The scale of the change is visible in the ledgers of the Ministry of Education. Between 2020 and 2025, the number of autistic students in the basic education system rose from 246,700 to 1.2 million. This was not merely a change in statistics, but a physical migration into the heart of the school. By 2025, the vast majority of these students—93.5%—were sitting in mainstream classrooms alongside their peers. In public schools, where the state carries the primary responsibility for the 2.5 million total special education students, that integration is almost absolute at 98.1%.

This expansion was accelerated by the National Inclusive Special Education Policy, instituted to ensure that the right to a regular schooling experience is no longer a matter of a school's discretion. The low, steady hum of a resource room in one of the 28,000 public schools now equipped with specialized tools provides a quiet soundtrack to this transition. Here, students receive the individual support they need during one part of the day, before returning to the shared social world of the common classroom.

The human foundation of this growth lies in the training of those who stand at the front of the room. Between 2023 and 2025, the Ministry invested R$83.6 million in continuing education for teachers. Behind the 114,000 course enrollments are educators who have learned to see neurodiversity as a facet of human variety rather than a challenge to be managed in isolation.
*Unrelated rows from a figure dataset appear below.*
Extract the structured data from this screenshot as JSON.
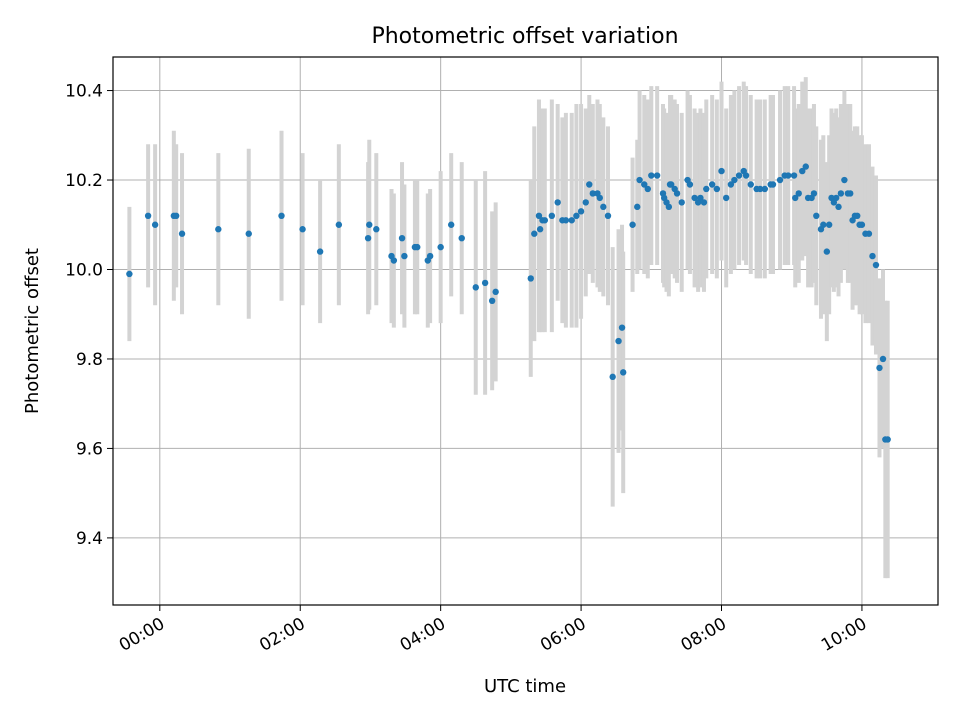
{
  "chart_data": {
    "type": "scatter",
    "title": "Photometric offset variation",
    "xlabel": "UTC time",
    "ylabel": "Photometric offset",
    "grid": true,
    "legend": "none",
    "xlim": [
      "23:20",
      "11:05"
    ],
    "ylim": [
      9.25,
      10.475
    ],
    "x_ticks": [
      "00:00",
      "02:00",
      "04:00",
      "06:00",
      "08:00",
      "10:00"
    ],
    "y_ticks": [
      9.4,
      9.6,
      9.8,
      10.0,
      10.2,
      10.4
    ],
    "y_tick_labels": [
      "9.4",
      "9.6",
      "9.8",
      "10.0",
      "10.2",
      "10.4"
    ],
    "marker_color": "#1f77b4",
    "errorbar_color": "#d3d3d3",
    "series": [
      {
        "x": [
          "23:34",
          "23:50",
          "23:56",
          "00:12",
          "00:14",
          "00:19",
          "00:50",
          "01:16",
          "01:44",
          "02:02",
          "02:17",
          "02:33",
          "02:58",
          "02:59",
          "03:05",
          "03:18",
          "03:20",
          "03:27",
          "03:29",
          "03:38",
          "03:40",
          "03:49",
          "03:51",
          "04:00",
          "04:09",
          "04:18",
          "04:30",
          "04:38",
          "04:44",
          "04:47",
          "05:17",
          "05:20",
          "05:24",
          "05:25",
          "05:27",
          "05:29",
          "05:35",
          "05:40",
          "05:44",
          "05:47",
          "05:52",
          "05:56",
          "06:00",
          "06:04",
          "06:07",
          "06:10",
          "06:14",
          "06:16",
          "06:19",
          "06:23",
          "06:27",
          "06:32",
          "06:35",
          "06:36",
          "06:44",
          "06:48",
          "06:50",
          "06:54",
          "06:57",
          "07:00",
          "07:05",
          "07:10",
          "07:11",
          "07:13",
          "07:15",
          "07:16",
          "07:17",
          "07:20",
          "07:22",
          "07:26",
          "07:31",
          "07:33",
          "07:37",
          "07:40",
          "07:42",
          "07:45",
          "07:47",
          "07:52",
          "07:56",
          "08:00",
          "08:04",
          "08:08",
          "08:11",
          "08:15",
          "08:19",
          "08:21",
          "08:25",
          "08:30",
          "08:33",
          "08:37",
          "08:42",
          "08:44",
          "08:50",
          "08:54",
          "08:57",
          "09:02",
          "09:03",
          "09:06",
          "09:09",
          "09:12",
          "09:14",
          "09:17",
          "09:19",
          "09:21",
          "09:25",
          "09:27",
          "09:30",
          "09:32",
          "09:34",
          "09:36",
          "09:38",
          "09:40",
          "09:42",
          "09:45",
          "09:48",
          "09:50",
          "09:52",
          "09:54",
          "09:56",
          "09:58",
          "10:00",
          "10:03",
          "10:06",
          "10:09",
          "10:12",
          "10:15",
          "10:18",
          "10:20",
          "10:22"
        ],
        "y": [
          9.99,
          10.12,
          10.1,
          10.12,
          10.12,
          10.08,
          10.09,
          10.08,
          10.12,
          10.09,
          10.04,
          10.1,
          10.07,
          10.1,
          10.09,
          10.03,
          10.02,
          10.07,
          10.03,
          10.05,
          10.05,
          10.02,
          10.03,
          10.05,
          10.1,
          10.07,
          9.96,
          9.97,
          9.93,
          9.95,
          9.98,
          10.08,
          10.12,
          10.09,
          10.11,
          10.11,
          10.12,
          10.15,
          10.11,
          10.11,
          10.11,
          10.12,
          10.13,
          10.15,
          10.19,
          10.17,
          10.17,
          10.16,
          10.14,
          10.12,
          9.76,
          9.84,
          9.87,
          9.77,
          10.1,
          10.14,
          10.2,
          10.19,
          10.18,
          10.21,
          10.21,
          10.17,
          10.16,
          10.15,
          10.14,
          10.19,
          10.19,
          10.18,
          10.17,
          10.15,
          10.2,
          10.19,
          10.16,
          10.15,
          10.16,
          10.15,
          10.18,
          10.19,
          10.18,
          10.22,
          10.16,
          10.19,
          10.2,
          10.21,
          10.22,
          10.21,
          10.19,
          10.18,
          10.18,
          10.18,
          10.19,
          10.19,
          10.2,
          10.21,
          10.21,
          10.21,
          10.16,
          10.17,
          10.22,
          10.23,
          10.16,
          10.16,
          10.17,
          10.12,
          10.09,
          10.1,
          10.04,
          10.1,
          10.16,
          10.15,
          10.16,
          10.14,
          10.17,
          10.2,
          10.17,
          10.17,
          10.11,
          10.12,
          10.12,
          10.1,
          10.1,
          10.08,
          10.08,
          10.03,
          10.01,
          9.78,
          9.8,
          9.62,
          9.62
        ],
        "err": [
          0.15,
          0.16,
          0.18,
          0.19,
          0.16,
          0.18,
          0.17,
          0.19,
          0.19,
          0.17,
          0.16,
          0.18,
          0.17,
          0.19,
          0.17,
          0.15,
          0.15,
          0.17,
          0.16,
          0.15,
          0.15,
          0.15,
          0.15,
          0.17,
          0.16,
          0.17,
          0.24,
          0.25,
          0.2,
          0.2,
          0.22,
          0.24,
          0.26,
          0.23,
          0.25,
          0.25,
          0.26,
          0.22,
          0.23,
          0.24,
          0.24,
          0.25,
          0.24,
          0.21,
          0.2,
          0.2,
          0.21,
          0.21,
          0.2,
          0.2,
          0.29,
          0.25,
          0.23,
          0.27,
          0.15,
          0.15,
          0.2,
          0.2,
          0.2,
          0.2,
          0.2,
          0.2,
          0.2,
          0.2,
          0.2,
          0.2,
          0.2,
          0.2,
          0.2,
          0.2,
          0.2,
          0.2,
          0.2,
          0.2,
          0.2,
          0.2,
          0.2,
          0.2,
          0.2,
          0.2,
          0.2,
          0.2,
          0.2,
          0.2,
          0.2,
          0.2,
          0.2,
          0.2,
          0.2,
          0.2,
          0.2,
          0.2,
          0.2,
          0.2,
          0.2,
          0.2,
          0.2,
          0.2,
          0.2,
          0.2,
          0.2,
          0.2,
          0.2,
          0.2,
          0.2,
          0.2,
          0.2,
          0.2,
          0.2,
          0.2,
          0.2,
          0.2,
          0.2,
          0.2,
          0.2,
          0.2,
          0.2,
          0.2,
          0.2,
          0.2,
          0.2,
          0.2,
          0.2,
          0.2,
          0.2,
          0.2,
          0.2,
          0.31,
          0.31
        ]
      }
    ]
  }
}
Minister Camilo Santana confirmed that the goal remains for every school to possess a dedicated resource room by the end of 2026.

This progress reaches back to the Berenice Piana Law of 2012, a piece of legislation born from the drafts of persistent parents. What began as a demand for legal recognition has evolved into a massive institutional effort. By integrating autism data into the national census, the state has finally gained the precision required to allocate teachers and infrastructure where they are needed most, ensuring that the presence of these 1.2 million students is both recognized and supported.